Solidarity says its application to the Labour Court isn’t only about the disciplinary action against the journalists, but also a challenge of South African constitutional democracy.
The trade union, which is representing four of the fired SABC 8 – Krivani Pillay, Suna Venter, Foeta Krige and Jacques Steenkamp – announced on Monday it would be approaching the Labour Court today.
The union will request the Labour Court to set aside the decision to dismiss the journalists and to revoke the disciplinary process in its entirety, pending the rulings given in the various legal processes against the decision to ban violent protest footage.
It will also request that the SABC establish who in the organisation was responsible for the decision to dismiss the journalists, and that the court grant a cost order against those persons in their individual capacity.
Below are copies of the amended notice of motion to be handed over.

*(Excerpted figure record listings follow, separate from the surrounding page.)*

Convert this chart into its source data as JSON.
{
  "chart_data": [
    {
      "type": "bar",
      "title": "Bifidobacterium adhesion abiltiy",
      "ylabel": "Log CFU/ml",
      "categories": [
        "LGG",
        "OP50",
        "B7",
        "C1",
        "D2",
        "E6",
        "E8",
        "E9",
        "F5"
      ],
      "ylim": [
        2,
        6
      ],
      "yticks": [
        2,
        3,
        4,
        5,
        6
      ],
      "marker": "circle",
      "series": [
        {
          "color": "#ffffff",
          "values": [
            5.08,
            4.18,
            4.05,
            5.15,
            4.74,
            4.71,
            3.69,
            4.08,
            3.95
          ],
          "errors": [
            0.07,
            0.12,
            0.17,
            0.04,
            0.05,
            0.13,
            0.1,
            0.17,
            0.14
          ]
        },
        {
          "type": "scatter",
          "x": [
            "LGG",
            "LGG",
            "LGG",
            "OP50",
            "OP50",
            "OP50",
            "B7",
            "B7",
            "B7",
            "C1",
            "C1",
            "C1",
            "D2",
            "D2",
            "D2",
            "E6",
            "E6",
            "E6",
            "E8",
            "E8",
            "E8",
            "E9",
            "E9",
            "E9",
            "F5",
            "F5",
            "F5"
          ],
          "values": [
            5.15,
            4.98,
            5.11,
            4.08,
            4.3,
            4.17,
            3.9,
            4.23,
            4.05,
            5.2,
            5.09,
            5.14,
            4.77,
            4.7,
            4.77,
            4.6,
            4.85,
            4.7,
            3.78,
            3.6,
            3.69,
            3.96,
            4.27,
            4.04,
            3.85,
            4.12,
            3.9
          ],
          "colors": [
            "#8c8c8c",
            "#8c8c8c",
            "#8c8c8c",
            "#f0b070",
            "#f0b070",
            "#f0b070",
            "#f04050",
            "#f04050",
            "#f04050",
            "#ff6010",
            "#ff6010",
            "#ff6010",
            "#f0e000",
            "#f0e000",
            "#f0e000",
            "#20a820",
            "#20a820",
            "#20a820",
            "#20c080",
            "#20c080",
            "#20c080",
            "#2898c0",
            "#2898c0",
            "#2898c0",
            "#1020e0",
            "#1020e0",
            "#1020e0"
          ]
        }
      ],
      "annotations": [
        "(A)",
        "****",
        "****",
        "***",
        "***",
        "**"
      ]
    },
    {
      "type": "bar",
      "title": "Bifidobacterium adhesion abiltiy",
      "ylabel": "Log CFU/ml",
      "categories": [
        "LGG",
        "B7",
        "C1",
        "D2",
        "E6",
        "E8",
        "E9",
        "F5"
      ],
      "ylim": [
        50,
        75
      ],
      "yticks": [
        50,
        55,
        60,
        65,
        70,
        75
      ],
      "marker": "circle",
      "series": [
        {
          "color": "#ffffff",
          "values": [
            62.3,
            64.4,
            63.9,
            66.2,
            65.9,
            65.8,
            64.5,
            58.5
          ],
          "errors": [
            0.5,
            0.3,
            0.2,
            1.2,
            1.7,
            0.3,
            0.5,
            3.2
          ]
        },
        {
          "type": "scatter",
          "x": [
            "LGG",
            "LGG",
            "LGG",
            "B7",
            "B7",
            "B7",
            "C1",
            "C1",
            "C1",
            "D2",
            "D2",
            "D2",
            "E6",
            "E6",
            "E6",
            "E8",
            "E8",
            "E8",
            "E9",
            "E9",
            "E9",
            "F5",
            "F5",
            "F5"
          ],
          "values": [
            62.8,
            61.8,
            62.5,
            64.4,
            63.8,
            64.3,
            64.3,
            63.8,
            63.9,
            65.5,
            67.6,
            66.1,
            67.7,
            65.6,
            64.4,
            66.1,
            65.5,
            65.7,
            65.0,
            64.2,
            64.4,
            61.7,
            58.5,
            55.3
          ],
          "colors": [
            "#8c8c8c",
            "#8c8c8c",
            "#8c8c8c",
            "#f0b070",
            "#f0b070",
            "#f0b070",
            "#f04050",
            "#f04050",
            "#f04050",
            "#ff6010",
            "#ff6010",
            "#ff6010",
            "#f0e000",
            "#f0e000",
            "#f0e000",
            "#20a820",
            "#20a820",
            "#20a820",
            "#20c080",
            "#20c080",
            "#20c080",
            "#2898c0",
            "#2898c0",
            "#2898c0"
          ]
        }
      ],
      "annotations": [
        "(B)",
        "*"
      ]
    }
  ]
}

Soldarity said the SABC’s opposition papers are not ready for today’s hearing and expect that the public broadcaster will ask for a hearing postponement.
“They had however been given enough time and prior notice and this is nothing but another attempt to frustrate and avoid legal processes,” Solidarity chief executive, Dirk Hermann said.
The SABC must within three days of receiving this order, indicate who took the decision to dismiss the journalists and within five days, the decision makers must state why they fired them.
“This case is of major public interest and there is the utmost urgency about it both for the journalists and the South African public,” Hermann added, saying postponement cannot be granted as a result of ‘male fide’ delaying tactics.
Icasa ruling binding
According to Solidarity, Icasa’s ruling, which the SABC has now decided to abide by, is binding until the Supreme Court should decide to set it aside in a review process.
“If the decision [to ban violent protest footage] is unlawful, then all actions arising from it, including, disciplinary action, too are unlawful,” Hermann said.
Protect rights to freedom of expression
Solidarity also wants the journalists’ rights to freedom of expression to be protected as the SABC is using “unlawful tactics” to instil a culture of fear among journalists and it is denying them the right to freedom of expression.
“The country is on the eve of the most controversial local government elections and in this period, journalists are being suspended, dismissed and the entire SABC is being intimidated by a culture of fear,” Hermann said.
As far as Hlaudi Motsoeneng is concerned, SABC management’s authority reigns supreme. One does not dare undermine it. Even when an instruction undermines unconstitutional principles, management’s authority is not to be undermined, the trade union said.
Solidarity said the interest in the SABC saga has taken on such proportions because Motsoeneng is challenging constitutional democracy.
“I salute the journalists who have been fired, they have become symbols of constitutional democracy. They deserve a constitutional pat on the back and not dismissal without a hearing and simply via email,” Hermann concluded.